Writing for the New York Times, Gregor Aisch and Bill Marsh model long term failure rates of birth control methods by extrapolating the one-year failure rate based on a simple mathematical formula:
The probability that a woman doesn't get pregnant at all over a given period of time is equal to the success rate of her contraceptive method, raised to the power of the number of years she uses that method.
Similarly, Dr Stephen Genuis models the long-term failure rate of condoms in a Catholic Education Resource Center article
The effectiveness of a contraceptive method is defined in terms of the phrase "number per 100 woman-years." This definition is designed to complete the sentence:
"Of 100 typical users who start out the year employing a given method of contraception, the number who will be pregnant by the end of that year will be _________."
After reviewing the extensive literature on contraception, some variation in results is found. Reported failure rates for condom use vary from about 2 to 35 unplanned pregnancies per year, but a conservative consensus reveals a rate in the range of 8 failures per 100 users each year in the general population. Simple mathematics would conclude that after five years, the number pregnant with this method would be five times the yearly rate. Thus, after five years of condom use, there would be about 40 pregnancies in this group of 100 real people; after 10 years there would be 80 pregnancies.
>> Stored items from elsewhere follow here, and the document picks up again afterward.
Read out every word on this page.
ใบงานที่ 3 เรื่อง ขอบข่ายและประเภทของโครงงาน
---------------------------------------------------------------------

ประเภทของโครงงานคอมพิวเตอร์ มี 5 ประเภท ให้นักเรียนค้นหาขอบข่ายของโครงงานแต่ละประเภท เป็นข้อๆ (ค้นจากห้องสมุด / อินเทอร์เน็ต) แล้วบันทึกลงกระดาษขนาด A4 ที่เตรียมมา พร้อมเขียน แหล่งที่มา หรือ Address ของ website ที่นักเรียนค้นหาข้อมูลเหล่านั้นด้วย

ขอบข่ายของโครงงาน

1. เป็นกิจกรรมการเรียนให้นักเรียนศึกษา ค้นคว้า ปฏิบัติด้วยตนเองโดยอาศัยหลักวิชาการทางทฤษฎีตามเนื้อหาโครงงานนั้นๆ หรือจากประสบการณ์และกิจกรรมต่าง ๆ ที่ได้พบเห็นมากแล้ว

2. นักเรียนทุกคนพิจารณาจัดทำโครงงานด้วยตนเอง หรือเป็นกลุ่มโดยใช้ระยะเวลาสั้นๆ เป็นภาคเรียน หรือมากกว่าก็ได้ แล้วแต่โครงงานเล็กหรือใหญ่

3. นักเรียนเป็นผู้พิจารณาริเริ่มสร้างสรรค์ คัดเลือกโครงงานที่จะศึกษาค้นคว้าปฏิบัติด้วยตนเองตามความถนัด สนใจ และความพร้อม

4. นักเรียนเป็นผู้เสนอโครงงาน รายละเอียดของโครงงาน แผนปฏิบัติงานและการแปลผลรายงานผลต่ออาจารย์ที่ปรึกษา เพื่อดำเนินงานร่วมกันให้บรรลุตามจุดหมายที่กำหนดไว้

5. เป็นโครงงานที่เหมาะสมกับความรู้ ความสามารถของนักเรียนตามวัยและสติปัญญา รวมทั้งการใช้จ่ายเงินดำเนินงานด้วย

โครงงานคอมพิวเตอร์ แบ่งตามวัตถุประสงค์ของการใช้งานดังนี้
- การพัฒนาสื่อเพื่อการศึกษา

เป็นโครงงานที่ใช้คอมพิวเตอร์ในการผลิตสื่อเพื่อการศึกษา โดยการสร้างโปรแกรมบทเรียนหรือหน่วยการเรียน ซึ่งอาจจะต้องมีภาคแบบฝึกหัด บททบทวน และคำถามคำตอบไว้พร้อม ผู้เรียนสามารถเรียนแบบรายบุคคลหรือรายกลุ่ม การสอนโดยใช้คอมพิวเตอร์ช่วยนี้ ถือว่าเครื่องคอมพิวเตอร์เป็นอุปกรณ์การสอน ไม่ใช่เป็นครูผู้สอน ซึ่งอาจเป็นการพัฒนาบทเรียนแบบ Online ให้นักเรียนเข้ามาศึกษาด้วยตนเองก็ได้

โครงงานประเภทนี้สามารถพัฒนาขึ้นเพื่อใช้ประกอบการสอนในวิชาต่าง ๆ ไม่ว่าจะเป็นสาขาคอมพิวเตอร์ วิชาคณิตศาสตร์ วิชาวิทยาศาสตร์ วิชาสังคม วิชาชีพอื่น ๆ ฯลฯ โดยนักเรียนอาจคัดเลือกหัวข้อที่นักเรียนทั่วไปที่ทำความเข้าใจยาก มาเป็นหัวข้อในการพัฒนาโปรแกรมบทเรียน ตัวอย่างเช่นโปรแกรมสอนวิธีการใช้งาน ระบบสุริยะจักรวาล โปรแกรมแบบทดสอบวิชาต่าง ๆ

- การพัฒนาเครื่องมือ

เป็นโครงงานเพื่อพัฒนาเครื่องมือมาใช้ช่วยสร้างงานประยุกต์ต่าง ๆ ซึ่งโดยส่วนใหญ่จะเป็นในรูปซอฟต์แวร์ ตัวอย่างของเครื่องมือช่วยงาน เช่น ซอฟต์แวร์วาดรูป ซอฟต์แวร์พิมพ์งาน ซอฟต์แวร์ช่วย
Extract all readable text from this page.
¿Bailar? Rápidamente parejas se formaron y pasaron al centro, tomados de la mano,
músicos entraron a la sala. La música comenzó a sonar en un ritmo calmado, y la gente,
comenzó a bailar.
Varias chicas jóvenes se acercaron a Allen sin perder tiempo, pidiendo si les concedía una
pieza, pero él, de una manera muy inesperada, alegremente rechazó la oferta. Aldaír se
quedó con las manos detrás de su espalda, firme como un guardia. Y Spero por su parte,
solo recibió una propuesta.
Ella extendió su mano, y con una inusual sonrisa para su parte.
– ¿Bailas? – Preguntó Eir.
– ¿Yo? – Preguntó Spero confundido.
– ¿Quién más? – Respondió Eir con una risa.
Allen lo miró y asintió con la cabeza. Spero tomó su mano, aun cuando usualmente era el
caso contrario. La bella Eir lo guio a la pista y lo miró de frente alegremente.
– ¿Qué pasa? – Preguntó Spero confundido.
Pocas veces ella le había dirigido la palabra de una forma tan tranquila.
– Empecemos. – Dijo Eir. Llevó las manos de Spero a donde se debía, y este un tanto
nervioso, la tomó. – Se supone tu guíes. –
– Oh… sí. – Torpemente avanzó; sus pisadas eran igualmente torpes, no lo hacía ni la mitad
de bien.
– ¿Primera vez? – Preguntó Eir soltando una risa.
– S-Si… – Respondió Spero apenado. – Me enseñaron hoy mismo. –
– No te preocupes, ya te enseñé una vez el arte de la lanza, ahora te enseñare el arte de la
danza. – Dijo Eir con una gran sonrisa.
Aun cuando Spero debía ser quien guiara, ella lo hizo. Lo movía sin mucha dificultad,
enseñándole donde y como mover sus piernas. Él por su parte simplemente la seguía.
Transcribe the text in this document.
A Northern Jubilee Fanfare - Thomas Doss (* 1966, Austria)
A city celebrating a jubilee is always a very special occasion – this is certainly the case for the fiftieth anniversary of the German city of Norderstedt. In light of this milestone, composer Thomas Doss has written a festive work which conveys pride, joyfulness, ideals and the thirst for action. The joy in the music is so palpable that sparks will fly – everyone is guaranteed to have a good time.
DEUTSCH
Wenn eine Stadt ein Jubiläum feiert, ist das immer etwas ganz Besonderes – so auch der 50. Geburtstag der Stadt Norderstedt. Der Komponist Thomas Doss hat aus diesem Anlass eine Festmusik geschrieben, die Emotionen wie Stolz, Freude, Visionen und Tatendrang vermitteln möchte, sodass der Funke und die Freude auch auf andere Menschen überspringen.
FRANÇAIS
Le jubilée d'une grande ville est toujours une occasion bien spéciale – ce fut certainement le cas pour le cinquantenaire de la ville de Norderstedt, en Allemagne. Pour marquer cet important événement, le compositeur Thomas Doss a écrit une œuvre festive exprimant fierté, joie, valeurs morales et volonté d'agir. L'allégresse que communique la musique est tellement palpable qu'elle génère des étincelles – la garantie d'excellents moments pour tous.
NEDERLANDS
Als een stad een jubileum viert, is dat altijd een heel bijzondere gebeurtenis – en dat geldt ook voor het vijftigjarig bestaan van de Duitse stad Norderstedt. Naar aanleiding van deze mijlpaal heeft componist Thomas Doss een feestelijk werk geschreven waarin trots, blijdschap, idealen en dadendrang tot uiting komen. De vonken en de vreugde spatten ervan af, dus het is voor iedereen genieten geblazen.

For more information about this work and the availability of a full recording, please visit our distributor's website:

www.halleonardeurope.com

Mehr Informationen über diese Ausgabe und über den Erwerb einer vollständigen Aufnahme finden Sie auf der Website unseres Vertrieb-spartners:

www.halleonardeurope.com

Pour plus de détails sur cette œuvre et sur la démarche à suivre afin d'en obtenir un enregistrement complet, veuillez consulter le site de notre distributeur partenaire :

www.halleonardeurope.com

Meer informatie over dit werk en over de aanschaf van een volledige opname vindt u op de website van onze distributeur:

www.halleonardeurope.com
Thus he predicts a 40% failure rate over five years of condom use.
The mathematics exercise book, One Thousand Exercises in Probability, makes a similar prediction in a probability exercise based on unsubstantiated estimates of a 10% annual failure rate, leading to 41% failure rate over five years.
Wikipedia states that the typical use first-year failure rate is 15%.
However, these simple mathematical models and may not represent reality. For example, significant correlation in failure rates for individual subjects across years, or significantly time-varying failure rates, would invalidate this simple model.
What is the typical use five-year failure rate for condoms?